The legislation is modeled after similar laws in Europe that ban the same five substances, which have been linked to cancer, reproductive and immune system issues, as well as behavioral disorders in children, according to a list maintained by the nonprofit Environmental Working Group, a supporter of the legislation.
The organization notes that many of the products that contain these hazards are marketed towards children.
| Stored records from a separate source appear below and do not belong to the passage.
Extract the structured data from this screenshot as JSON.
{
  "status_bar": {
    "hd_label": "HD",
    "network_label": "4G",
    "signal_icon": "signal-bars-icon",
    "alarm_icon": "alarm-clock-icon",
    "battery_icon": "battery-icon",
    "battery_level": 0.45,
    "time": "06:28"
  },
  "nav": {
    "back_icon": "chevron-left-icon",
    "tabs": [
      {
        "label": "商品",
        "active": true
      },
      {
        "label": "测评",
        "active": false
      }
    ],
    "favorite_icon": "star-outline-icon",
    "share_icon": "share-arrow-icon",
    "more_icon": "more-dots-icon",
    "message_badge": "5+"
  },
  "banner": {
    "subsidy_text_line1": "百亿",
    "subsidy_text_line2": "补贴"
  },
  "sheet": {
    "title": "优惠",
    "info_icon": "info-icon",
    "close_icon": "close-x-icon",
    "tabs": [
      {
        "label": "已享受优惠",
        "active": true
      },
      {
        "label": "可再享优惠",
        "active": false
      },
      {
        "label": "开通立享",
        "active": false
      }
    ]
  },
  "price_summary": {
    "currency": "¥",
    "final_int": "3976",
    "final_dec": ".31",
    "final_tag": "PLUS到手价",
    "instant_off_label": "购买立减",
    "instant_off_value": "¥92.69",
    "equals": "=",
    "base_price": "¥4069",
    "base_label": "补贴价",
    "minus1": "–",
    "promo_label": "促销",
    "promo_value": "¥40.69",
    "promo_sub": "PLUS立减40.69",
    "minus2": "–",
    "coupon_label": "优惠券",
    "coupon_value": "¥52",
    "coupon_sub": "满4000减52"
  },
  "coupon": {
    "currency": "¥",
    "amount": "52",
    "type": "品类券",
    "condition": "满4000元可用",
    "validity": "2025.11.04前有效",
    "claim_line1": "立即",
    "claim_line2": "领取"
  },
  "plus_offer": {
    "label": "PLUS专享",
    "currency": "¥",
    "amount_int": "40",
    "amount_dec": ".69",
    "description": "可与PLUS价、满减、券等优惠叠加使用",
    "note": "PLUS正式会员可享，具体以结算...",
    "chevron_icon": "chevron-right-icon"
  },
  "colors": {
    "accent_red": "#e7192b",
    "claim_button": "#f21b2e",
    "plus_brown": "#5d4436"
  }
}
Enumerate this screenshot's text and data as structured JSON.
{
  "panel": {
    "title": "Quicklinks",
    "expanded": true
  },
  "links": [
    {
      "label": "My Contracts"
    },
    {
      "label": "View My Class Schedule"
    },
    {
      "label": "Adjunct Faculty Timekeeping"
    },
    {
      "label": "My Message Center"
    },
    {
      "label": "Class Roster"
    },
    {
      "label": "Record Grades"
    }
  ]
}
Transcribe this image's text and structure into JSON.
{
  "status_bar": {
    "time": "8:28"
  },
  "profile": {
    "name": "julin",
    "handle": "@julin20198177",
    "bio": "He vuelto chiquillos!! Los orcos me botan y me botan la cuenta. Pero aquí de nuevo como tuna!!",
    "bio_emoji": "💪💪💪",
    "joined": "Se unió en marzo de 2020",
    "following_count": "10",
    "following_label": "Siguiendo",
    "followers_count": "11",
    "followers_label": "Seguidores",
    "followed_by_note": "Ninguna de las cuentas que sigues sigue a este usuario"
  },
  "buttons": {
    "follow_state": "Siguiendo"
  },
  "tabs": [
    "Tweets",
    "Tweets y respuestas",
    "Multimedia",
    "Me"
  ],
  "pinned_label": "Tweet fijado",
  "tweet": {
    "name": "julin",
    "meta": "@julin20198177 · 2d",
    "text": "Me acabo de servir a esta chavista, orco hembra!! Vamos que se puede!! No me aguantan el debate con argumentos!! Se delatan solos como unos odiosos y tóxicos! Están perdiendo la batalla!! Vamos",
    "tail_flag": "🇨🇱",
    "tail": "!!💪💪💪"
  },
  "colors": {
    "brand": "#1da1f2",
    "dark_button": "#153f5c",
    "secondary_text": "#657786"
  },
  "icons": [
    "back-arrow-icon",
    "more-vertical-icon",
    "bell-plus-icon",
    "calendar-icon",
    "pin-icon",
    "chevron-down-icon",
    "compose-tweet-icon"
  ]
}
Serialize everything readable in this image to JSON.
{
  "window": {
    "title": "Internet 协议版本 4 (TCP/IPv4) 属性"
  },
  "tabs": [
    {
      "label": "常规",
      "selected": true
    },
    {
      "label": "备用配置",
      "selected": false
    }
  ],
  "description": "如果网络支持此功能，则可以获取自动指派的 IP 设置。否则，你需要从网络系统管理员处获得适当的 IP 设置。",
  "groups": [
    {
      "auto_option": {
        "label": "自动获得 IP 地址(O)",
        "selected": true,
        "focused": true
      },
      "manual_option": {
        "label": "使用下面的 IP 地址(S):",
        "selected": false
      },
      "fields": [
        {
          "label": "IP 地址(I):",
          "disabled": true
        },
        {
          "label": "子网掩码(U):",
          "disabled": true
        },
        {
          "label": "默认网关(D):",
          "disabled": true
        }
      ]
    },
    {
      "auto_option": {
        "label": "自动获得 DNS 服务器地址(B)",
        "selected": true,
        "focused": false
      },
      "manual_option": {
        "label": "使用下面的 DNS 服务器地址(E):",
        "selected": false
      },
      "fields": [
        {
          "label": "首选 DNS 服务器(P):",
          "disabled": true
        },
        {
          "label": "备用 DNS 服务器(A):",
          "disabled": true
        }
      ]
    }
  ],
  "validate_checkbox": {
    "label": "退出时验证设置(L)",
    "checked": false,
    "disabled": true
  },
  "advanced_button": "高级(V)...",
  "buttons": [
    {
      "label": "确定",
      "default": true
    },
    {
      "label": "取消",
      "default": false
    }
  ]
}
The authors of the bill say food manufacturing companies were able to bypass the regulatory review process using the FDA’s Generally Recognized as Safe standards, which says that a substance does not need additional review if it has been “adequately shown to be safe under the conditions of its intended use.”
“There are major weaknesses in the FDA approval process,” Gabriel added.
“Everyone assumes that the food we bring to our families is safe, and everyone assumes that the FDA is reviewing all of the chemicals that are added to our food for safety,” Faber explained. “Unfortunately, that’s not the case.”
In response to the bill, the FDA defended its actions in an email.
“All the substances in California Bill 418 have been evaluated by the FDA,” the agency’s statement reads. “When we identify new data and information that indicates the use of an ingredient is unsafe, we take steps to protect public health — which can include revoking authorizations or approvals for certain uses, working with industry on voluntary market phase-out agreements and recalls, issuing alerts and informing consumers.”
Multiple organizations within the food processing and manufacturing industries have come out against Assembly Bill 418, including the Consumer Brands Association, the International Assn. of Color Manufacturers, the National Confectioners Association, and the American Bakers Association.
“The California Assembly is well-intentioned, but this is not the right way to do it,” Christopher Gindlesperger, senior vice president of public affairs and communications for the National Confectioners Association, told the Los Angeles Times in an email. “We should be relying on the science-based rigor of the federal regulatory process and avoiding a state-by-state patchwork approach related to food additives and ingredients.”
But Gabriel argues that the bill isn’t meant to ban products, but to convince companies to change their recipes.
“I would vote against a bill that would ban Skittles or any candy. That’s a personal decision,” Gabriel said. “What we want these companies to do is make minor modifications to their recipes with safer, readily available alternatives.”
Several high-profile companies, such as Coca-Cola, Pepsi, Panera Bread, and Dunkin’, have already stopped using these chemicals in their food products.
“They’re not going to have one recipe for California and a different recipe for Oklahoma,” Gabriel said. “Companies are going to make changes to their recipes and kids across the U.S. are going to be safer. We don’t love our kids here any less than they do in Europe. It’s time that our laws reflect that.”